Cube Root of Numbers
The cube root of a number is a value that, when multiplied by itself two more times, yields the original number. For instance, the cube root of 27, expressed as 3√27, is 3 because multiplying 3 by itself twice more (3 x 3 x 3) equals 27, or 3³. This process reveals the original value that was cubed, indicating that 27 is a perfect cube. The term “cube root” itself suggests the root cause of the cube. To determine the cube root of perfect cubes, the prime factorization method is typically employed, illustrating the concept’s significance akin to that of the square root.
What is Cube Root?
Cube Root Symbol
The cube root symbol is denoted as ³√. This notation is used to represent the cube root of a number, which is placed inside the bracket. For example, ³√27 signifies the cube root of 27.
Cube Root Formula
The cube root formula is a way to find out which number was multiplied by itself three times to get a certain number, and it’s written with a special symbol, ³√. To find the cube root, you can start by breaking down the number into its prime factors. Then, use the cube root formula. If we have a number x, and x=y×y×y, then the cube root of x is simply ³√x=y. This means y is the cube root of x. If y turns out to be a whole number, then x is called a perfect cube.
Cube Root List 1 to 50
Number | Cube Root | Number | Cube Root | Number | Cube Root |
---|---|---|---|---|---|
³√1 | 1.000 | ³√18 | 2.621 | ³√35 | 3.271 |
³√2 | 1.260 | ³√19 | 2.668 | ³√36 | 3.302 |
³√3 | 1.442 | ³√20 | 2.714 | ³√37 | 3.332 |
³√4 | 1.587 | ³√21 | 2.759 | ³√38 | 3.362 |
³√5 | 1.710 | ³√22 | 2.802 | ³√39 | 3.391 |
³√6 | 1.817 | ³√23 | 2.844 | ³√40 | 3.420 |
³√7 | 1.913 | ³√24 | 2.884 | ³√41 | 3.448 |
³√8 | 2.000 | ³√25 | 2.924 | ³√42 | 3.476 |
³√9 | 2.080 | ³√26 | 2.962 | ³√43 | 3.503 |
³√10 | 2.154 | ³√27 | 3.000 | ³√44 | 3.530 |
³√11 | 2.224 | ³√28 | 3.037 | ³√45 | 3.557 |
³√12 | 2.289 | ³√29 | 3.072 | ³√46 | 3.583 |
³√13 | 2.351 | ³√30 | 3.107 | ³√47 | 3.609 |
³√14 | 2.410 | ³√31 | 3.141 | ³√48 | 3.634 |
³√15 | 2.466 | ³√32 | 3.175 | ³√49 | 3.659 |
³√16 | 2.520 | ³√33 | 3.207 | ³√50 | 3.684 |
³√17 | 2.571 | ³√34 | 3.239 |
How to Find Cube Root of a Number?
Method 1: Prime Factorization
- Break Down into Prime Factors: Start by breaking the number down into its prime factors. Prime factorization involves dividing the number into its basic building blocks—prime numbers that, when multiplied together, give the original number.

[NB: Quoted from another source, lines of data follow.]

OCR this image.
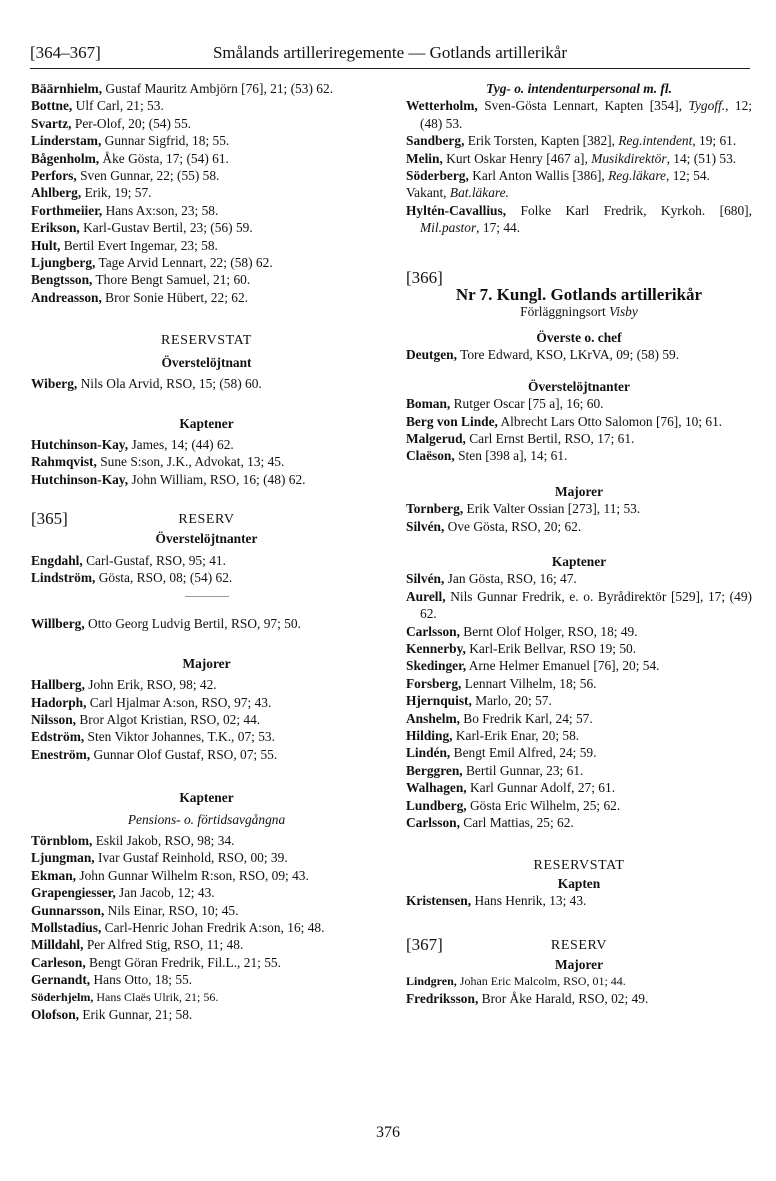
Smålands artilleriregemente — Gotlands artillerikår
[364–367]

Bäärnhielm, Gustaf Mauritz Ambjörn [76], 21; (53) 62.

Bottne, Ulf Carl, 21; 53.

Svartz, Per-Olof, 20; (54) 55.

Linderstam, Gunnar Sigfrid, 18; 55.

Bågenholm, Åke Gösta, 17; (54) 61.

Perfors, Sven Gunnar, 22; (55) 58.

Ahlberg, Erik, 19; 57.

Forthmeiier, Hans Ax:son, 23; 58.

Erikson, Karl-Gustav Bertil, 23; (56) 59.

Hult, Bertil Evert Ingemar, 23; 58.

Ljungberg, Tage Arvid Lennart, 22; (58) 62.

Bengtsson, Thore Bengt Samuel, 21; 60.

Andreasson, Bror Sonie Hübert, 22; 62.

RESERVSTAT

Överstelöjtnant

Wiberg, Nils Ola Arvid, RSO, 15; (58) 60.

Kaptener

Hutchinson-Kay, James, 14; (44) 62.

Rahmqvist, Sune S:son, J.K., Advokat, 13; 45.

Hutchinson-Kay, John William, RSO, 16; (48) 62.

[365]	RESERV

Överstelöjtnanter

Engdahl, Carl-Gustaf, RSO, 95; 41.

Lindström, Gösta, RSO, 08; (54) 62.

Willberg, Otto Georg Ludvig Bertil, RSO, 97; 50.

Majorer

Hallberg, John Erik, RSO, 98; 42.

Hadorph, Carl Hjalmar A:son, RSO, 97; 43.

Nilsson, Bror Algot Kristian, RSO, 02; 44.

Edström, Sten Viktor Johannes, T.K., 07; 53.

Eneström, Gunnar Olof Gustaf, RSO, 07; 55.

Kaptener

Pensions- o. förtidsavgångna

Törnblom, Eskil Jakob, RSO, 98; 34.

Ljungman, Ivar Gustaf Reinhold, RSO, 00; 39.

Ekman, John Gunnar Wilhelm R:son, RSO, 09; 43.

Grapengiesser, Jan Jacob, 12; 43.

Gunnarsson, Nils Einar, RSO, 10; 45.

Mollstadius, Carl-Henric Johan Fredrik A:son, 16; 48.

Milldahl, Per Alfred Stig, RSO, 11; 48.

Carleson, Bengt Göran Fredrik, Fil.L., 21; 55.

Gernandt, Hans Otto, 18; 55.

Söderhjelm, Hans Claës Ulrik, 21; 56.

Olofson, Erik Gunnar, 21; 58.

Tyg- o. intendenturpersonal m. fl.

Wetterholm, Sven-Gösta Lennart, Kapten [354], Tygoff., 12; (48) 53.

Sandberg, Erik Torsten, Kapten [382], Reg.intendent, 19; 61.

Melin, Kurt Oskar Henry [467 a], Musikdirektör, 14; (51) 53.

Söderberg, Karl Anton Wallis [386], Reg.läkare, 12; 54.

Vakant, Bat.läkare.

Hyltén-Cavallius, Folke Karl Fredrik, Kyrkoh. [680], Mil.pastor, 17; 44.

[366]

Nr 7. Kungl. Gotlands artillerikår

Förläggningsort Visby

Överste o. chef

Deutgen, Tore Edward, KSO, LKrVA, 09; (58) 59.

Överstelöjtnanter

Boman, Rutger Oscar [75 a], 16; 60.

Berg von Linde, Albrecht Lars Otto Salomon [76], 10; 61.

Malgerud, Carl Ernst Bertil, RSO, 17; 61.

Claëson, Sten [398 a], 14; 61.

Majorer

Tornberg, Erik Valter Ossian [273], 11; 53.

Silvén, Ove Gösta, RSO, 20; 62.

Kaptener

Silvén, Jan Gösta, RSO, 16; 47.

Aurell, Nils Gunnar Fredrik, e. o. Byrådirektör [529], 17; (49) 62.

Carlsson, Bernt Olof Holger, RSO, 18; 49.

Kennerby, Karl-Erik Bellvar, RSO 19; 50.

Skedinger, Arne Helmer Emanuel [76], 20; 54.

Forsberg, Lennart Vilhelm, 18; 56.

Hjernquist, Marlo, 20; 57.

Anshelm, Bo Fredrik Karl, 24; 57.

Hilding, Karl-Erik Enar, 20; 58.

Lindén, Bengt Emil Alfred, 24; 59.

Berggren, Bertil Gunnar, 23; 61.

Walhagen, Karl Gunnar Adolf, 27; 61.

Lundberg, Gösta Eric Wilhelm, 25; 62.

Carlsson, Carl Mattias, 25; 62.

RESERVSTAT

Kapten

Kristensen, Hans Henrik, 13; 43.

[367]	RESERV

Majorer

Lindgren, Johan Eric Malcolm, RSO, 01; 44.

Fredriksson, Bror Åke Harald, RSO, 02; 49.

376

- Group the Factors: Group these prime factors into sets of three identical numbers. Each set represents the cubed factor.
- Multiply One from Each Group: Take one number from each group and multiply them together. This product is the cube root of the original number.

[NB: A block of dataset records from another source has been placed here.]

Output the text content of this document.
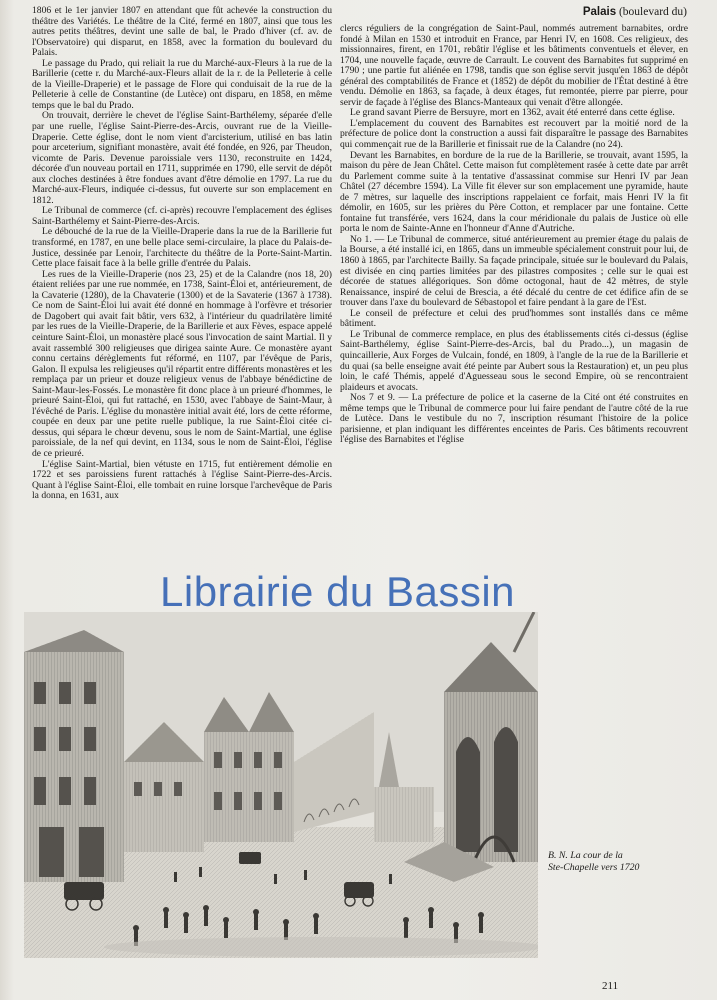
Palais (boulevard du)

1806 et le 1er janvier 1807 en attendant que fût achevée la construction du théâtre des Variétés. Le théâtre de la Cité, fermé en 1807, ainsi que tous les autres petits théâtres, devint une salle de bal, le Prado d'hiver (cf. av. de l'Observatoire) qui disparut, en 1858, avec la formation du boulevard du Palais.

Le passage du Prado, qui reliait la rue du Marché-aux-Fleurs à la rue de la Barillerie (cette r. du Marché-aux-Fleurs allait de la r. de la Pelleterie à celle de la Vieille-Draperie) et le passage de Flore qui conduisait de la rue de la Pelleterie à celle de Constantine (de Lutèce) ont disparu, en 1858, en même temps que le bal du Prado.

On trouvait, derrière le chevet de l'église Saint-Barthélemy, séparée d'elle par une ruelle, l'église Saint-Pierre-des-Arcis, ouvrant rue de la Vieille-Draperie. Cette église, dont le nom vient d'arcisterium, utilisé en bas latin pour arceterium, signifiant monastère, avait été fondée, en 926, par Theudon, vicomte de Paris. Devenue paroissiale vers 1130, reconstruite en 1424, décorée d'un nouveau portail en 1711, supprimée en 1790, elle servit de dépôt aux cloches destinées à être fondues avant d'être démolie en 1797. La rue du Marché-aux-Fleurs, indiquée ci-dessus, fut ouverte sur son emplacement en 1812.

Le Tribunal de commerce (cf. ci-après) recouvre l'emplacement des églises Saint-Barthélemy et Saint-Pierre-des-Arcis.

Le débouché de la rue de la Vieille-Draperie dans la rue de la Barillerie fut transformé, en 1787, en une belle place semi-circulaire, la place du Palais-de-Justice, dessinée par Lenoir, l'architecte du théâtre de la Porte-Saint-Martin. Cette place faisait face à la belle grille d'entrée du Palais.

Les rues de la Vieille-Draperie (nos 23, 25) et de la Calandre (nos 18, 20) étaient reliées par une rue nommée, en 1738, Saint-Éloi et, antérieurement, de la Cavaterie (1280), de la Chavaterie (1300) et de la Savaterie (1367 à 1738). Ce nom de Saint-Éloi lui avait été donné en hommage à l'orfèvre et trésorier de Dagobert qui avait fait bâtir, vers 632, à l'intérieur du quadrilatère limité par les rues de la Vieille-Draperie, de la Barillerie et aux Fèves, espace appelé ceinture Saint-Éloi, un monastère placé sous l'invocation de saint Martial. Il y avait rassemblé 300 religieuses que dirigea sainte Aure. Ce monastère ayant connu certains dérèglements fut réformé, en 1107, par l'évêque de Paris, Galon. Il expulsa les religieuses qu'il répartit entre différents monastères et les remplaça par un prieur et douze religieux venus de l'abbaye bénédictine de Saint-Maur-les-Fossés. Le monastère fit donc place à un prieuré d'hommes, le prieuré Saint-Éloi, qui fut rattaché, en 1530, avec l'abbaye de Saint-Maur, à l'évêché de Paris. L'église du monastère initial avait été, lors de cette réforme, coupée en deux par une petite ruelle publique, la rue Saint-Éloi citée ci-dessus, qui sépara le chœur devenu, sous le nom de Saint-Martial, une église paroissiale, de la nef qui devint, en 1134, sous le nom de Saint-Éloi, l'église de ce prieuré.

L'église Saint-Martial, bien vétuste en 1715, fut entièrement démolie en 1722 et ses paroissiens furent rattachés à l'église Saint-Pierre-des-Arcis. Quant à l'église Saint-Éloi, elle tombait en ruine lorsque l'archevêque de Paris la donna, en 1631, aux

clercs réguliers de la congrégation de Saint-Paul, nommés autrement barnabites, ordre fondé à Milan en 1530 et introduit en France, par Henri IV, en 1608. Ces religieux, des missionnaires, firent, en 1701, rebâtir l'église et les bâtiments conventuels et élever, en 1704, une nouvelle façade, œuvre de Carrault. Le couvent des Barnabites fut supprimé en 1790 ; une partie fut aliénée en 1798, tandis que son église servit jusqu'en 1863 de dépôt général des comptabilités de France et (1852) de dépôt du mobilier de l'État destiné à être vendu. Démolie en 1863, sa façade, à deux étages, fut remontée, pierre par pierre, pour servir de façade à l'église des Blancs-Manteaux qui venait d'être allongée.

Le grand savant Pierre de Bersuyre, mort en 1362, avait été enterré dans cette église.

L'emplacement du couvent des Barnabites est recouvert par la moitié nord de la préfecture de police dont la construction a aussi fait disparaître le passage des Barnabites qui commençait rue de la Barillerie et finissait rue de la Calandre (no 24).

Devant les Barnabites, en bordure de la rue de la Barillerie, se trouvait, avant 1595, la maison du père de Jean Châtel. Cette maison fut complètement rasée à cette date par arrêt du Parlement comme suite à la tentative d'assassinat commise sur Henri IV par Jean Châtel (27 décembre 1594). La Ville fit élever sur son emplacement une pyramide, haute de 7 mètres, sur laquelle des inscriptions rappelaient ce forfait, mais Henri IV la fit démolir, en 1605, sur les prières du Père Cotton, et remplacer par une fontaine. Cette fontaine fut transférée, vers 1624, dans la cour méridionale du palais de Justice où elle porta le nom de Sainte-Anne en l'honneur d'Anne d'Autriche.

No 1. — Le Tribunal de commerce, situé antérieurement au premier étage du palais de la Bourse, a été installé ici, en 1865, dans un immeuble spécialement construit pour lui, de 1860 à 1865, par l'architecte Bailly. Sa façade principale, située sur le boulevard du Palais, est divisée en cinq parties limitées par des pilastres composites ; celle sur le quai est décorée de statues allégoriques. Son dôme octogonal, haut de 42 mètres, de style Renaissance, inspiré de celui de Brescia, a été décalé du centre de cet édifice afin de se trouver dans l'axe du boulevard de Sébastopol et faire pendant à la gare de l'Est.

Le conseil de préfecture et celui des prud'hommes sont installés dans ce même bâtiment.

Le Tribunal de commerce remplace, en plus des établissements cités ci-dessus (église Saint-Barthélemy, église Saint-Pierre-des-Arcis, bal du Prado...), un magasin de quincaillerie, Aux Forges de Vulcain, fondé, en 1809, à l'angle de la rue de la Barillerie et du quai (sa belle enseigne avait été peinte par Aubert sous la Restauration) et, un peu plus loin, le café Thémis, appelé d'Aguesseau sous le second Empire, où se rencontraient plaideurs et avocats.

Nos 7 et 9. — La préfecture de police et la caserne de la Cité ont été construites en même temps que le Tribunal de commerce pour lui faire pendant de l'autre côté de la rue de Lutèce. Dans le vestibule du no 7, inscription résumant l'histoire de la police parisienne, et plan indiquant les différentes enceintes de Paris. Ces bâtiments recouvrent l'église des Barnabites et l'église

Librairie du Bassin
B. N. La cour de la
Ste-Chapelle vers 1720
211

Method 2: Using the Cube Root Symbol
- Apply the Cube Root Symbol: For simpler calculations or with the help of a calculator, you can directly apply the cube root symbol (³√x) to the number. This directly gives you the cube root without the need for factorization.
Example
To find the cube root of 27:
- Prime Factorize 27: 27=3×3×3
- Group the Factors: There is one group of three 3s.
- Take the Cube Root: The cube root of 27 is 3, because 3×3×3=27.
Method 3: Estimation
- Estimate: For numbers that are not perfect cubes or when you’re without a calculator, estimate by finding the two closest perfect cube numbers it falls between. The cube root of your number will be between the cube roots of these two perfect cubes.
Tips
- Perfect cubes are numbers like 8, 27, 64, etc., where the cube roots are whole numbers (2, 3, 4, respectively).
- For non-perfect cubes, the result may be a decimal or irrational number, which often requires a calculator for precise calculation.
FAQs
What is the cube root of 64?
The cube root of 64 is 4. This is because multiplying 4 by itself three times (4x4x4) equals 64.
What is a cube root of 27?
The cube root of 27 is 3. This is determined by the fact that 3 multiplied by itself three times (3x3x3) equals 27.